Haïti/Politique : Trois conseillers présidentiels en quête de légitimité au CEP
Port-au-Prince, 31 octobre 2025 — Alors que le pays panse encore ses plaies après le passage dévastateur de l’ouragan Melissa, trois membres du Conseil présidentiel de transition (CPT) — Louis Gérald Gilles, Frinel Joseph et Emmanuel Vertilaire — se sont rendus ce vendredi matin au siège du Conseil électoral provisoire (CEP). Objectif : discuter du projet de décret électoral censé encadrer les prochaines élections. Une démarche que plusieurs observateurs qualifient déjà de mascarade politique, au moment où la population attend des actions concrètes pour sa survie, non des manœuvres électoralistes.

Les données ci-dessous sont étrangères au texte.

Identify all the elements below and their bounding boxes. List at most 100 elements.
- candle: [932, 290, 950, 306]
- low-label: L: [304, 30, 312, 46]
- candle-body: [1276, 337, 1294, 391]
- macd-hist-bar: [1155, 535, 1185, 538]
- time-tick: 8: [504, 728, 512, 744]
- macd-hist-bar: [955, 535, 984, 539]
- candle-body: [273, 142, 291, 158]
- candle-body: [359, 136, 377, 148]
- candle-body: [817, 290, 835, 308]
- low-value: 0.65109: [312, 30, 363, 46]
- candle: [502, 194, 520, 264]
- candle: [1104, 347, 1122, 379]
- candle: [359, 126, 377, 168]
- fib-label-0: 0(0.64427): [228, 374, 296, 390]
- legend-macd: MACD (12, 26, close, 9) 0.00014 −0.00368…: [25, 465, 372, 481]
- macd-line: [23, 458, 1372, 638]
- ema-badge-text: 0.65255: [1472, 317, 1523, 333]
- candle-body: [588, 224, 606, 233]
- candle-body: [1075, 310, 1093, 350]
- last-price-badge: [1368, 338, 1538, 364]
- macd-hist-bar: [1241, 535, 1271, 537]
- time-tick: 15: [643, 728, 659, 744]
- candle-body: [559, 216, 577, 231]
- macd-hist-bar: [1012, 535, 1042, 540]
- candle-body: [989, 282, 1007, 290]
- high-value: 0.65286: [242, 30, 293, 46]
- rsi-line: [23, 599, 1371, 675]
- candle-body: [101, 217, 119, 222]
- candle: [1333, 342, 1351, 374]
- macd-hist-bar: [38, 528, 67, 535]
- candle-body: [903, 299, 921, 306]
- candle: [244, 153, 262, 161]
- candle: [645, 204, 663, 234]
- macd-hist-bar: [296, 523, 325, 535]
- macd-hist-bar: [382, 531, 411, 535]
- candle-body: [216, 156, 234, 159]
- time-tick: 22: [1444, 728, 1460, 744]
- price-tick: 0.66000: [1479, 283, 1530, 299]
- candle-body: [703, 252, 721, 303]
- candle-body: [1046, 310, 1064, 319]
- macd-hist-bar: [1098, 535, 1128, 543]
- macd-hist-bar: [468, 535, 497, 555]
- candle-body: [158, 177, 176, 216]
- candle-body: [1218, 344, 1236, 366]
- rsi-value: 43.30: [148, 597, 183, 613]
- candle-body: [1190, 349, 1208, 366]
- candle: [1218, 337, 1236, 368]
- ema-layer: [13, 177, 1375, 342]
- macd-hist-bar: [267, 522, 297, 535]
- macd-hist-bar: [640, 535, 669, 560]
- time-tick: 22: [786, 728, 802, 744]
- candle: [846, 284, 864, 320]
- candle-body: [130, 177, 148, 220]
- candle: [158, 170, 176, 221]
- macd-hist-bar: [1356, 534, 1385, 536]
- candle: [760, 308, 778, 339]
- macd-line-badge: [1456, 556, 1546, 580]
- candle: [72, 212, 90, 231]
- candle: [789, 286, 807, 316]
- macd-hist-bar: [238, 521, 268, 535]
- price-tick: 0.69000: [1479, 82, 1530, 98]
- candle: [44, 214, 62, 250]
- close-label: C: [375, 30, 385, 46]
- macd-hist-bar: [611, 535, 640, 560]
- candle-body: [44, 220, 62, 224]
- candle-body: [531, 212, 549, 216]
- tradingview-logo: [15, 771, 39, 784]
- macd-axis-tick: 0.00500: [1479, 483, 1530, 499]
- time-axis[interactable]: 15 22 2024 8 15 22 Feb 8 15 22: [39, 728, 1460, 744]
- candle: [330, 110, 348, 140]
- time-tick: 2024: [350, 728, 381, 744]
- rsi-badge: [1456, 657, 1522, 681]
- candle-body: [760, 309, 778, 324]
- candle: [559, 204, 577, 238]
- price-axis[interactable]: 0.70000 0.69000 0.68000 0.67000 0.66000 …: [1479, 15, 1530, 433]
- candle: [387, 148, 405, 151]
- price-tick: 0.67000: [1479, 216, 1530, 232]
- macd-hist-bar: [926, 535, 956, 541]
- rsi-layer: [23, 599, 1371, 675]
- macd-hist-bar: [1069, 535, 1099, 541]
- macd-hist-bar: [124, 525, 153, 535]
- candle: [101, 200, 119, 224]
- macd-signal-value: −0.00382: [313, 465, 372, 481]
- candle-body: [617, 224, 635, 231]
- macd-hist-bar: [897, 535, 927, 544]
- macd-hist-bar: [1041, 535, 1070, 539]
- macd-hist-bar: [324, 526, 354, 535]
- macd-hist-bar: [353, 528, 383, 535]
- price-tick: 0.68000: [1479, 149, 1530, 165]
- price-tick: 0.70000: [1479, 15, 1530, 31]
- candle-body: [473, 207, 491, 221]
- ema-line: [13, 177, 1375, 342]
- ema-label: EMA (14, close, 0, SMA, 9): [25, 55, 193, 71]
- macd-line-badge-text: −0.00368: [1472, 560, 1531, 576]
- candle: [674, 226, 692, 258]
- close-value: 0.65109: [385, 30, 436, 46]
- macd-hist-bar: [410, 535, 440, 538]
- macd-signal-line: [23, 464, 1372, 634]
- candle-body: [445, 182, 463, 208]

Selon des sources proches du CEP, la rencontre portait sur la finalisation d’un texte qui sera transmis aux partis politiques avant le 10 novembre. Mais cette initiative soulève de fortes suspicions. D’abord, parce que le mandat du CPT s’achève le 7 février 2026, ensuite parce que deux des conseillers présents — Gilles et Vertilaire — sont cités dans un dossier de corruption ouvert par la ULCC concernant un braquage présumé à la BNC. Leur présence au CEP, à ce stade du processus, jette une ombre lourde sur la crédibilité d’un projet déjà contesté dans son fondement.
Le président du CEP, Jacques Derosier, invité ce matin à l’émission Booster sur Radio Méga, a d’ailleurs reconnu qu’il est « matériellement impossible » d’organiser des élections avant février 2026. Une déclaration qui met à nu le double discours du CPT, qui promet des scrutins rapides alors même que les conditions sécuritaires, logistiques et institutionnelles demeurent catastrophiques. Cette incohérence politique renforce l’idée d’un pouvoir en quête de légitimité, prêt à simuler un processus électoral pour prolonger son existence au mépris de la loi et de la morale publique.
Pendant ce temps, la majorité des partis politiques et des acteurs de la société civile restent sceptiques face à cette initiative. Beaucoup y voient une tentative désespérée de maquiller l’échec flagrant de la transition en faisant croire à une sortie démocratique imminente. Si les dirigeants du CPT persistent dans cette voie, sans base légale ni confiance populaire, ils risquent de transformer encore une fois le rêve électoral d’Haïti en un mauvais théâtre politique — un de plus — sur la scène déjà surchargée de la crise nationale.